AWS recently announced several new tools for training and deploying generative AI on the cloud platform, extending its reach further into the field of AI software development.
AWS published a post on the AWS Machine Learning blog detailing these new offerings, which are large-scale, pre-trained language models that lay the foundation for targeted natural language processing tasks. The base models are typically trained on large amounts of text data using deep learning techniques, enabling them to learn to understand human language and generate text.
Using pre-trained base models can save developers significant time and resources, such as OpenAI's GPT, for text generation, sentiment analysis, and language translation.
Multiple Large-Scale Language Modeling Options
This new service from Bedrock can provide base models from a variety of sources through the application interface, including Jurassic-2 multilingual large language models from AI21 Labs, which can generate text in multiple languages, and Claude LLM from Anthropic PBC, which is based on conversational processing tasks for training principled, responsible AI systems and text-processing tasks.

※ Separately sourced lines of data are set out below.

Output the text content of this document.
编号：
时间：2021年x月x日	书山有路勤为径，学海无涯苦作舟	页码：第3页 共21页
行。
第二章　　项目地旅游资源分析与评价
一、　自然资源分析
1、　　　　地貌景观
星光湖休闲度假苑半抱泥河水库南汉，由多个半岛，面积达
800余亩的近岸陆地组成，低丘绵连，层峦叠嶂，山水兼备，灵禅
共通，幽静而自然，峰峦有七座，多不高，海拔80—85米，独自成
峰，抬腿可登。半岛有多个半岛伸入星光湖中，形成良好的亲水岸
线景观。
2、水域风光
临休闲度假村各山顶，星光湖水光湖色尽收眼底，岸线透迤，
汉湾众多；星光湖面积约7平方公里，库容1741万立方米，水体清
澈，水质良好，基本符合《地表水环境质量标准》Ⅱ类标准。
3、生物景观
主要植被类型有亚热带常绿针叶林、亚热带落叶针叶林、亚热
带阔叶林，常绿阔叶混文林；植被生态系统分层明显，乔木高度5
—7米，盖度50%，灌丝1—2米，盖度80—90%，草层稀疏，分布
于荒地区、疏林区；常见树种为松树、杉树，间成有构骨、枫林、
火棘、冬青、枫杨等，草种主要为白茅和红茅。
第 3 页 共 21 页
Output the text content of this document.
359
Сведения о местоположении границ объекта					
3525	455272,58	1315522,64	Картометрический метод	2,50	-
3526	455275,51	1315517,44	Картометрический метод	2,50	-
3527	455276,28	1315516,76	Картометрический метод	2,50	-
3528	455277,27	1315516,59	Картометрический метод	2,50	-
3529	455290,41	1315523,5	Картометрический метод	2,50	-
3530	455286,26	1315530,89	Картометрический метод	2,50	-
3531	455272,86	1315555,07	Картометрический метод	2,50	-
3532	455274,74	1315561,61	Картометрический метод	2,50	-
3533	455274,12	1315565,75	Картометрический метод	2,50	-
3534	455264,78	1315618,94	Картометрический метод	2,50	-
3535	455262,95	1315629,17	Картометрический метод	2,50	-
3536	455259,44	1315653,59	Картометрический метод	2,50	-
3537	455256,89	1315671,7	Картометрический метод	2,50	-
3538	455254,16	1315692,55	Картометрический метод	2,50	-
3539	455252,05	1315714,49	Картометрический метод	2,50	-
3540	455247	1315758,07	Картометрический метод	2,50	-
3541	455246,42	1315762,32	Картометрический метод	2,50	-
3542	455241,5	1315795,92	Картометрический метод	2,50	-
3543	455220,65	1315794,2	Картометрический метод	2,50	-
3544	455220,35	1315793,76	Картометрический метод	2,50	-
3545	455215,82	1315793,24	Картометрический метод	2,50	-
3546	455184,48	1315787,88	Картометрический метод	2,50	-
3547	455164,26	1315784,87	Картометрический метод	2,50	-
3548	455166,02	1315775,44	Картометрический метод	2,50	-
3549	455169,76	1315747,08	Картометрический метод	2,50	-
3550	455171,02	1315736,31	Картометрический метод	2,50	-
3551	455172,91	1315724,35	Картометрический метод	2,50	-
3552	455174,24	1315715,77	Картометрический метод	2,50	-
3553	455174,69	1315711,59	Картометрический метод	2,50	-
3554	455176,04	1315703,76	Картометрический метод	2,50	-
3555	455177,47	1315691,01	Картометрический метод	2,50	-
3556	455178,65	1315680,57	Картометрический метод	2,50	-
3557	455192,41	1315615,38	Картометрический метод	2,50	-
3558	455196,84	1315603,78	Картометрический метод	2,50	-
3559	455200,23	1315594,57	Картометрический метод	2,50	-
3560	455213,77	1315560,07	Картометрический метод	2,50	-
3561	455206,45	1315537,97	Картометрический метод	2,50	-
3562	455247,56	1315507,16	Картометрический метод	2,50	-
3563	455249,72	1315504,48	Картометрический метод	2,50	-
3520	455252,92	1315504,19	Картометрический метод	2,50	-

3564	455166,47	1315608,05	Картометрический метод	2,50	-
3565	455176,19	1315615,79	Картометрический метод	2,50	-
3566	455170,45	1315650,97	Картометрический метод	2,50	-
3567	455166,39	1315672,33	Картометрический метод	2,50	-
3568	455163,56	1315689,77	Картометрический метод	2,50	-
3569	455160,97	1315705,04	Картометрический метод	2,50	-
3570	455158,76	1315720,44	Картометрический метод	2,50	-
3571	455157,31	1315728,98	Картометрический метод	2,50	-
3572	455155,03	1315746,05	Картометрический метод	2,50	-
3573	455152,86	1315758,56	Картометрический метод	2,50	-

Users can also access Stability AI as well as Amazon LLM using APIs.
Swami Sivasubramanian, vice president of database, analytics and machine learning at AWS, writes that the base model is pre-trained at Internet scale, so it can be customized with relatively little additional training. He cites the example of a fashion retailer's content marketing manager who can feed Bedrock as few as 20 examples of "great taglines from past campaigns, relevant product descriptions, and Bedrock can automatically start generating effective social media content, display ads and web copy for new handbag products. "
In addition to Bedrock, AWS has introduced two new Titan large language models. The first is a generative large language model for summarization, text generation, classification, open-ended Q&A, and information extraction; the second large language model, for inputting text and converting it to a digital representation containing text semantics, helps generate contextual responses that are not limited to word matching.
It is worth noting that OpenAI (in which Microsoft is a major investor) was not mentioned in this announcement, but given the market demand for large language models, this should not be an obstacle for Amazon.
Rajesh Kandaswamy, a leading Gartner analyst and researcher, said, "There is a rush to create a lot of technology, and at this stage, almost everything you see has multiple options from multiple innovative companies."
AWS is behind Microsoft and Google in launching its own large language model, but that won't be a competitive barrier, Kandaswamy said, "I don't think anyone is so far behind that they have to catch up, and it looks like there's a big race going on in the market, but the customers we talk to, other than very early adopters, don't know what to how to do it."
Hardware enhancements
AWS has also enhanced the hardware used to deliver training and inference on the AWS cloud. The new network-optimized EC2 Trn1n instance, which combines AWS' proprietary Trainium and Inferentia2 processors, now delivers 1,600 GB of network bandwidth per second, a roughly 20 percent performance boost.AWS' Inf2 instance, which uses Inferentia2 for reasoning about large generative AI applications with models containing hundreds of billions of parameter models, the instance is now available.
AWS also introduced CodeWhisperer, an AI coding tool that uses a base model to generate code suggestions in real time based on natural language comments and historical code in integrated development environments. The tool is available for Python, Java, JavaScript, TypeScript C# and 10 other languages and can be accessed through various IDEs.
Developers can simply tell CodeWhisperer to perform a task such as 'parse a CSV song string' and ask it to return a structured based on values such as artist, title and top chart rank," writes Sivasubramanian. CodeWhisperer generates "a complete function to parse the string and return the specified list." Developers using the preview version report a 57 percent speedup and a 27 percent improvement in success rate compared to the situation without the tool, he said.
The field of large language models is likely to remain fragmented and chaotic for the near future, as many players try to profit from the success of proof-of-concepts such as ChatGPT. Kandaswamy said it is unlikely that any one model will dominate the market as Google's natural language APIs have done in the speech recognition space.
Just because one model is good at one thing doesn't mean it will be good at everything, he said, "It's possible that in the next two or three years everyone will be offering other people's models and there will be more hybrid and cross-technology relationships in the future."